İstanbul Büyükşehir Belediyesi Dinî Kurum ve Topluluklarla İlişkiler Şube Müdürlüğü; 'Cemevi' adıyla bilinen Dernekleri Alevilerin 'ibadethane' olarak tanınması için Belediye Meclisine öneri sundu..
Öneri kabul edildi..
Diyor ki; “Artık İstanbul bölgesinde Cemevleri ibadet hane statüsünde olarak faaliyet göstereceklerdir”..

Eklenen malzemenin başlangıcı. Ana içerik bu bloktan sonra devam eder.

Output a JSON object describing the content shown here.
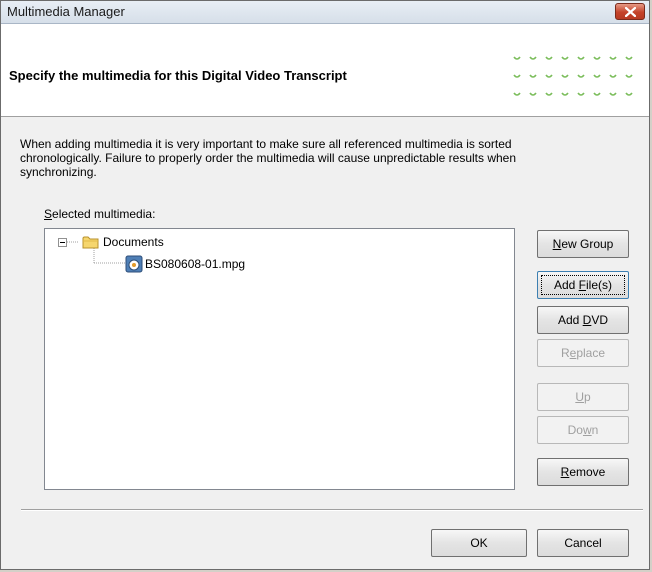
{
  "window": {
    "title": "Multimedia Manager"
  },
  "header": {
    "heading": "Specify the multimedia for this Digital Video Transcript",
    "dot_color": "#7bbd5b"
  },
  "intro": {
    "line1": "When adding multimedia it is very important to make sure all referenced multimedia is sorted",
    "line2": "chronologically.  Failure to properly order the multimedia will cause unpredictable results when",
    "line3": "synchronizing."
  },
  "selected_label": {
    "mnemonic": "S",
    "rest": "elected multimedia:"
  },
  "tree": {
    "folder": {
      "label": "Documents",
      "expanded": true,
      "children": [
        {
          "label": "BS080608-01.mpg",
          "icon": "media-file-icon"
        }
      ]
    }
  },
  "buttons": {
    "new_group": {
      "mnemonic": "N",
      "rest": "ew Group",
      "enabled": true
    },
    "add_files": {
      "pre": "Add ",
      "mnemonic": "F",
      "rest": "ile(s)",
      "enabled": true,
      "focused": true
    },
    "add_dvd": {
      "pre": "Add ",
      "mnemonic": "D",
      "rest": "VD",
      "enabled": true
    },
    "replace": {
      "pre": "R",
      "mnemonic": "e",
      "rest": "place",
      "enabled": false
    },
    "up": {
      "mnemonic": "U",
      "rest": "p",
      "enabled": false
    },
    "down": {
      "pre": "Do",
      "mnemonic": "w",
      "rest": "n",
      "enabled": false
    },
    "remove": {
      "mnemonic": "R",
      "rest": "emove",
      "enabled": true
    }
  },
  "footer": {
    "ok_label": "OK",
    "cancel_label": "Cancel"
  }
}
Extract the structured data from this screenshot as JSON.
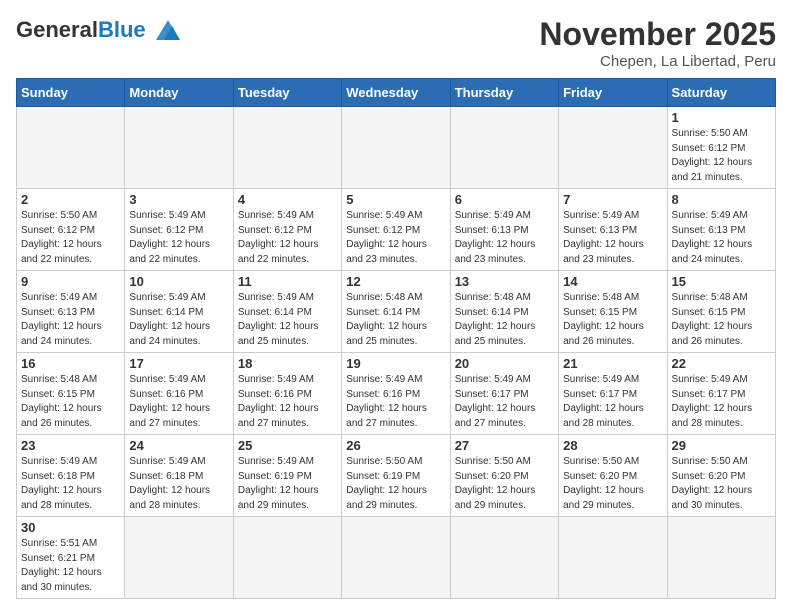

Böylece Cemevleri; artık Cami, Kilise ve Havra ile aynı yasal statüde ilan etmiş oldu..
Bölücülüğe ve cahilliğe bakın..
Mezhep taciri, yalancı Ekrem İmamoğlu… Sen kimsin ki İstanbul’u; Türkiye’nin dışında ayrı bir şehir veya eyalet ilan etme cüretinde bulunuyorsun?
Sen kimsin ki; Türkiye Büyük Millet Meclisinin vereceği kararı, sen veriyorsun?
Haddini bil…
Buradan; Sayın İçişleri Bakanlığına ve İstanbul Valiliğine çağrıda bulunuyorum..
Uhdenizde görev yapan Ekrem İmamoğlu gaflet içindedir, bölücülük yapmaktadır.. Haddini aşmıştır..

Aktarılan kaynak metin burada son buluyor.